CREATIVITY & MUSIC
"Life's short. Anything could happen, and it usually does, so there is no point in sitting around thinking about all the ifs, ands and buts." Amy Winehouse
Today celebrate Amy Winehouse's birthday, remembered for her amazing musical talent.
"Every bad situation is a blues song waiting to happen."
Amy Jade Winehouse was an English singer and songwriter known for her deep expressive contralto vocals and her eclectic mix of musical genres, including soul (sometimes labelled as blue-eyed soul and neo soul), rhythm and blues, and jazz. Winehouse's debut album, Frank (2003), was a critical success in the UK and was nominated for the Mercury Prize. Her follow-up album, Back to Black (2006), led to five 2008 Grammy Awards, tying the then record for the most wins by a female artist in a single night, and made her the first British female to win five Grammys, including three of the general field "Big Four" awards: Best New Artist, Record of the Year and Song of the Year.
"I fall in love every day. Not with people but with situations."
"When you're around kids you can be a little kid yourself and pretend that life is magic and you don't have to be one of those sweaty people going to work every day."

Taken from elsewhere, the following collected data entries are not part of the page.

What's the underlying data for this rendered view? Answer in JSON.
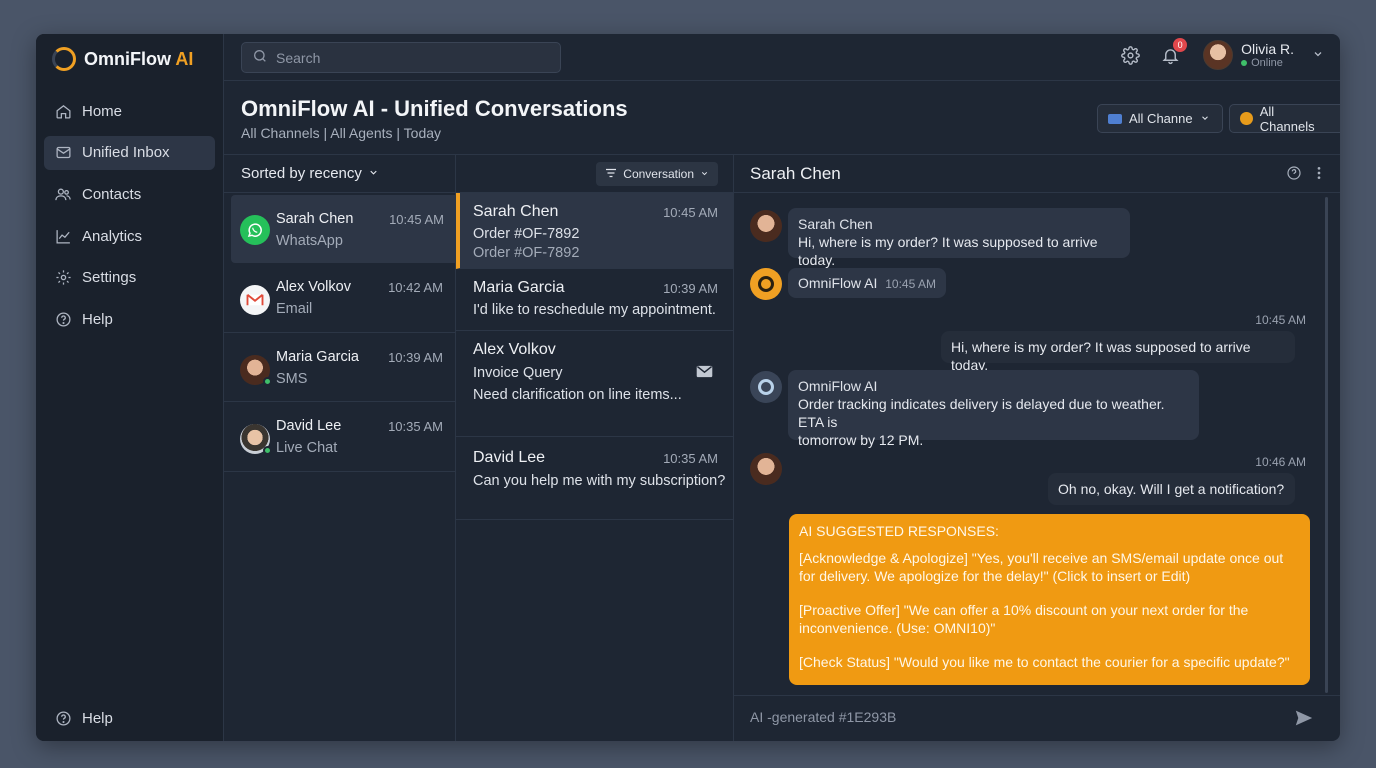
{
  "app": {
    "brand": "OmniFlow",
    "brand_ai": "AI"
  },
  "sidebar": {
    "items": [
      {
        "label": "Home",
        "icon": "home-icon"
      },
      {
        "label": "Unified Inbox",
        "icon": "inbox-icon"
      },
      {
        "label": "Contacts",
        "icon": "contacts-icon"
      },
      {
        "label": "Analytics",
        "icon": "analytics-icon"
      },
      {
        "label": "Settings",
        "icon": "gear-icon"
      },
      {
        "label": "Help",
        "icon": "help-icon"
      }
    ],
    "bottom_help": "Help"
  },
  "topbar": {
    "search_placeholder": "Search",
    "notification_count": "0",
    "user_name": "Olivia R.",
    "user_status": "Online"
  },
  "header": {
    "title": "OmniFlow AI - Unified Conversations",
    "subtitle": "All Channels | All Agents | Today",
    "filter1": "All Channels",
    "filter2": "All Channels"
  },
  "contacts": {
    "sort_label": "Sorted by recency",
    "items": [
      {
        "name": "Sarah Chen",
        "channel": "WhatsApp",
        "time": "10:45 AM"
      },
      {
        "name": "Alex Volkov",
        "channel": "Email",
        "time": "10:42 AM"
      },
      {
        "name": "Maria Garcia",
        "channel": "SMS",
        "time": "10:39 AM"
      },
      {
        "name": "David Lee",
        "channel": "Live Chat",
        "time": "10:35 AM"
      }
    ]
  },
  "conversations": {
    "filter_label": "Conversation",
    "items": [
      {
        "name": "Sarah Chen",
        "time": "10:45 AM",
        "line1": "Order #OF-7892",
        "line2": "Order #OF-7892"
      },
      {
        "name": "Maria Garcia",
        "time": "10:39 AM",
        "line1": "I'd like to reschedule my appointment."
      },
      {
        "name": "Alex Volkov",
        "line1": "Invoice Query",
        "line2": "Need clarification on line items..."
      },
      {
        "name": "David Lee",
        "time": "10:35 AM",
        "line1": "Can you help me with my subscription?"
      }
    ]
  },
  "chat": {
    "title": "Sarah Chen",
    "messages": [
      {
        "sender": "Sarah Chen",
        "text": "Hi, where is my order? It was supposed to arrive today."
      },
      {
        "sender": "OmniFlow AI",
        "time": "10:45 AM"
      },
      {
        "time": "10:45 AM",
        "text": "Hi, where is my order? It was supposed to arrive today."
      },
      {
        "sender": "OmniFlow AI",
        "text_line1": "Order tracking indicates delivery is delayed due to weather. ETA is",
        "text_line2": "tomorrow by 12 PM."
      },
      {
        "time": "10:46 AM",
        "text": "Oh no, okay. Will I get a notification?"
      }
    ],
    "suggestions": {
      "title": "AI SUGGESTED RESPONSES:",
      "s1": "[Acknowledge & Apologize] \"Yes, you'll receive an SMS/email update once out for delivery. We apologize for the delay!\" (Click to insert or Edit)",
      "s2": "[Proactive Offer] \"We can offer a 10% discount on your next order for the inconvenience. (Use: OMNI10)\"",
      "s3": "[Check Status] \"Would you like me to contact the courier for a specific update?\""
    },
    "input_placeholder": "AI -generated #1E293B"
  },
  "colors": {
    "accent": "#f0a023",
    "background": "#1e2633",
    "suggestion_bg": "#f09a12",
    "online": "#3fbf6a",
    "badge": "#e0474c"
  }
}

"I write songs about stuff that I can't really get past personally -- and then I write a song about it and I feel better."
"There's no point in saying anything but the truth."
Winehouse was influenced by soul girl groups such as The Ronettes, whose look she imitated.
Winehouse's greatest love was 1960s girl groups. Her stylist, Alex Foden, borrowed her "instantly recognisable" beehive hairdo (a weave) and she borrowed her Cleopatra makeup from The Ronettes. Her imitation was so successful, as The Village Voice reports: "Ronnie Spector—who, it could be argued, all but invented Winehouse's style in the first place when she took the stage at the Brooklyn Fox Theater with her fellow Ronettes more than 40 years ago—was so taken aback at a picture of Winehouse in the New York Post that she exclaimed, "I don't know her, I never met her, and when I saw that pic, I thought, 'That's me!' But then I found out, no, it's Amy! I didn't have on my glasses."
She was a 5-foot-3 almanac of visual reference, most famously to Ronnie Spector of the Ronettes, but also to the white British soul singer Mari Wilson, less famous for her sound than her beehive; to the punk god Johnny Thunders...; to the fierce council-house chicks... (see: Dior and Chanel runways, 2007 and 2008) ... to a lineage of bad girls, extending from Cleopatra to Louise Brooks's Lulu and including Salt-n-Pepa, to irresistible man traps that always seemed to come to the same unfortunate end.
Former Rolling Stone editor Joe Levy, who had put her on the magazine's cover, broke her look down this way:
Just as her best music drew on sampling — assembling sonic licks and stylistic fragments borrowed from Motown, Stax, punk and early hip-hop — her personal style was also a knowing collage. There was a certain moment in the '90s when, if you were headed downtown and turned left, every girl looked like Bettie Page. But they did not do what Winehouse did, mixing Bettie Page with Brigitte Bardot and adding that little bit of Ronnie Spector.
"My justification is that most people my age spend a lot of time thinking about what they're going to do for the next five or 10 years. The time they spend thinking about their life, I just spend drinking."
"I wouldn't say I'm a feminist, but I don't like girls pretending to be stupid because it's easier."